Я жду. Я жду целую вечность, в то время как он продолжает этот театр абсурда, играя в нерешительность. Я чувствую, что мой живот крутит и вяжет узлом, пока я вынуждена гадать, что он собирается сделать со мной. Я предполагаю, что это именно тот эффект, к которому он и стремился.
— Я мог бы использовать Круциатус, конечно, — он говорит тихо, будто сам с собой. Но я прекрасно слышу каждое его слово. — Но тогда никакого веселья, никакого разнообразия. Это так… так скучно, Вы не находите?
Я молчу. Но вряд ли он ждет ответ.
Он делает взмах палочкой
Я чувствую…
Ничего.
Просто пустоту.
Мысли покинули мою голову.
Ой, как мило.
Вся боль, вся мука от размышлений… пропали.
Лишь теплоерозовоесчастливоесонное состояние и никакой боли или мыслей или…
Нож. В бледной руке.
Я беру его.
— Порежь свою ногу.
Не надо…
Сомнения смывает теплым, успокаивающим голосом, будто струящимся с небес.

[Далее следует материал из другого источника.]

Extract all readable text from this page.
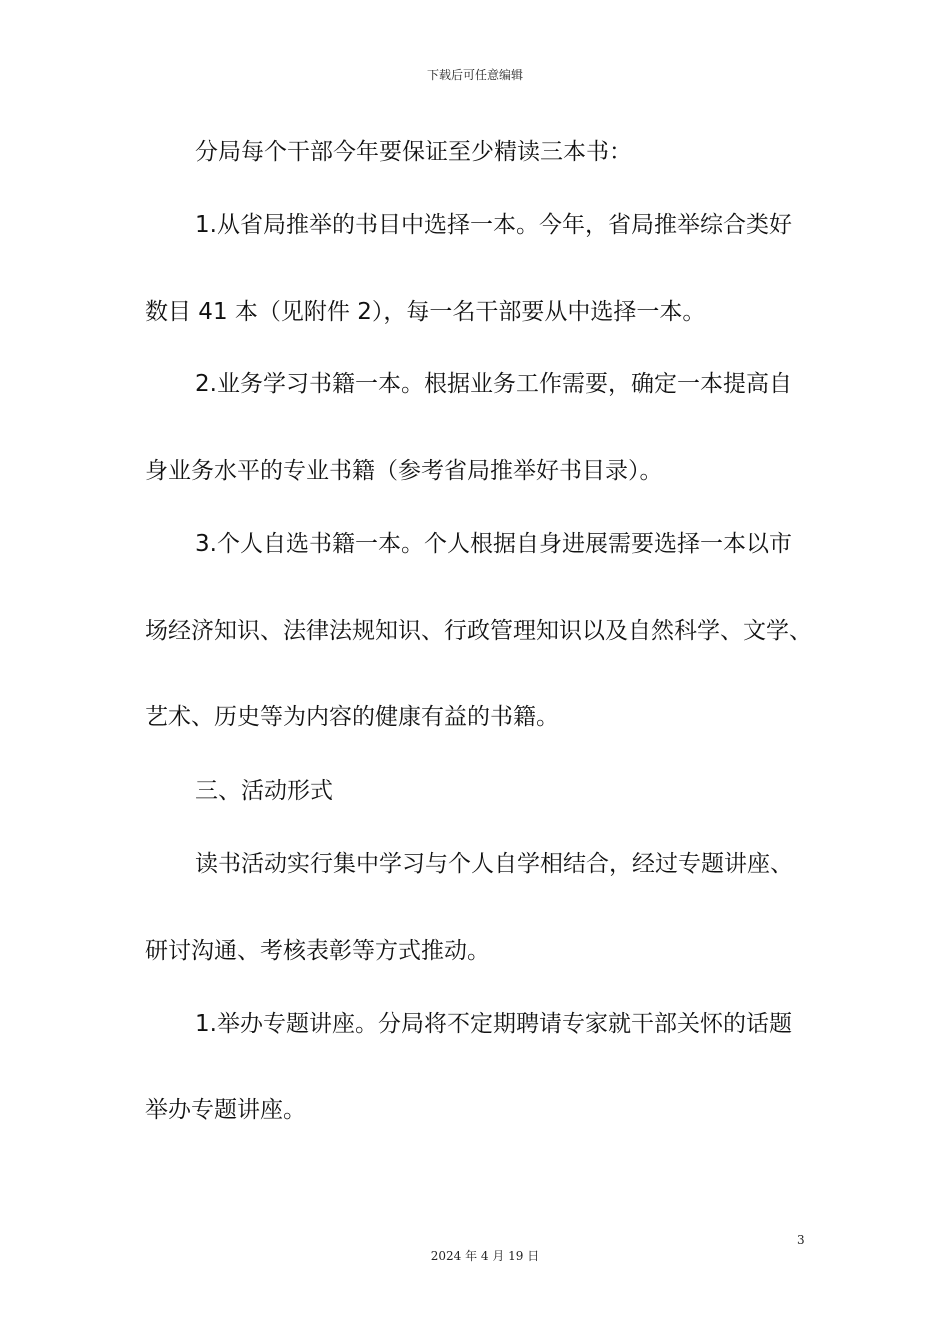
下载后可任意编辑
分局每个干部今年要保证至少精读三本书：
1.从省局推举的书目中选择一本。今年，省局推举综合类好
数目 41 本（见附件 2），每一名干部要从中选择一本。
2.业务学习书籍一本。根据业务工作需要，确定一本提高自
身业务水平的专业书籍（参考省局推举好书目录）。
3.个人自选书籍一本。个人根据自身进展需要选择一本以市
场经济知识、法律法规知识、行政管理知识以及自然科学、文学、
艺术、历史等为内容的健康有益的书籍。
三、活动形式
读书活动实行集中学习与个人自学相结合，经过专题讲座、
研讨沟通、考核表彰等方式推动。
1.举办专题讲座。分局将不定期聘请专家就干部关怀的话题
举办专题讲座。
3
2024 年 4 月 19 日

— Порежь ногу. Больно не будет, я обещаю.
Он прав.
Ничто не может мне навредить, ничто мне не навредит. Не в этом состоянии плотнойуютнойукромной теплоты, обволакивающем меня.
Я знаю, что делаю.
Я погружаю нож в свою ногу-
Ааааааааааааааааааа!
— Тебе не больно на самом деле. Веди ножом дальше вниз по бедру.
БольнобольноКАКБОЛЬНО!
— Нет, не больно. Воткни нож прямо в свою плоть…
— И снова
И снова…
А потом голос исчезает.
О боже, моя НОГА!
Я в агонии. Боль обрушивается на меня так быстро, что крики и вопли буквально сами вырываются из меня. Я падаю на пол от болевого шока и в ужасе смотрю на свою искромсанную ногу.
Господи Иисусе!
Мои джинсы разорваны в клочья, а мои бедра все в глубоких, кровавых бороздах. Также здесь грязь; грязь с моих джинсов смешивается с моей кровью, образуя это огромное, отвратительное месиво! Грязь и кровь и лоскуты кожи, но нож исчез…и обожеобожеобожеобоже! Так много теплой, липкой, темной крови, сочащейся из ран, орошающей мои ноги и пол, запекающаяся полосками на моей коже.
Я должна ему сказать, должна.
— Послушайте, я скажу вам то, что вы хотите знать. Но, пожалуйста, пожалуйста, залечите мою ногу!
— Сначала вы мне сообщите имена его девушек, — он говорит совершенно безэмоционально. — Тогда, возможно, я рассмотрю Ваше предложение.
— Пожалуйста, я умоляю Вас…
— Нет. Сначала Вы мне сообщите то, что мне нужно.
— Почему Вы мне не поможете?
Нет ответа.
Я должна остановить это кровотечение.
Моя футболка. Возможно — да.
— Джинни! — Я кричу, стягивая футболку через голову и лихорадочно прижимаю ее к своим ранам, чтобы остановить поток крови. — Он встречался с Джинни, но они расстались пару недель назад…
— Джинни? — Я не смотрю на него, пока он говорит. — Не Джинни ли Уизли? Дочь Артура Уизли?
— Да! — Я больше даже не слежу за тем, что говорю. Я лишь знаю, что должна остановить эту боль прежде, чем она убьет меня. Моя футболка пропитывается насквозь, но кровь все еще идет. Ничто не может ее остановить, ничто…
— Что ж, это ценная информация. Кто-то еще?
— Пожалуйста, моя нога…
— Сначала я хочу имена всех остальных, грязнокровка. Твоя нога может подождать. Не волнуйся, я не собираюсь позволить тебе умереть.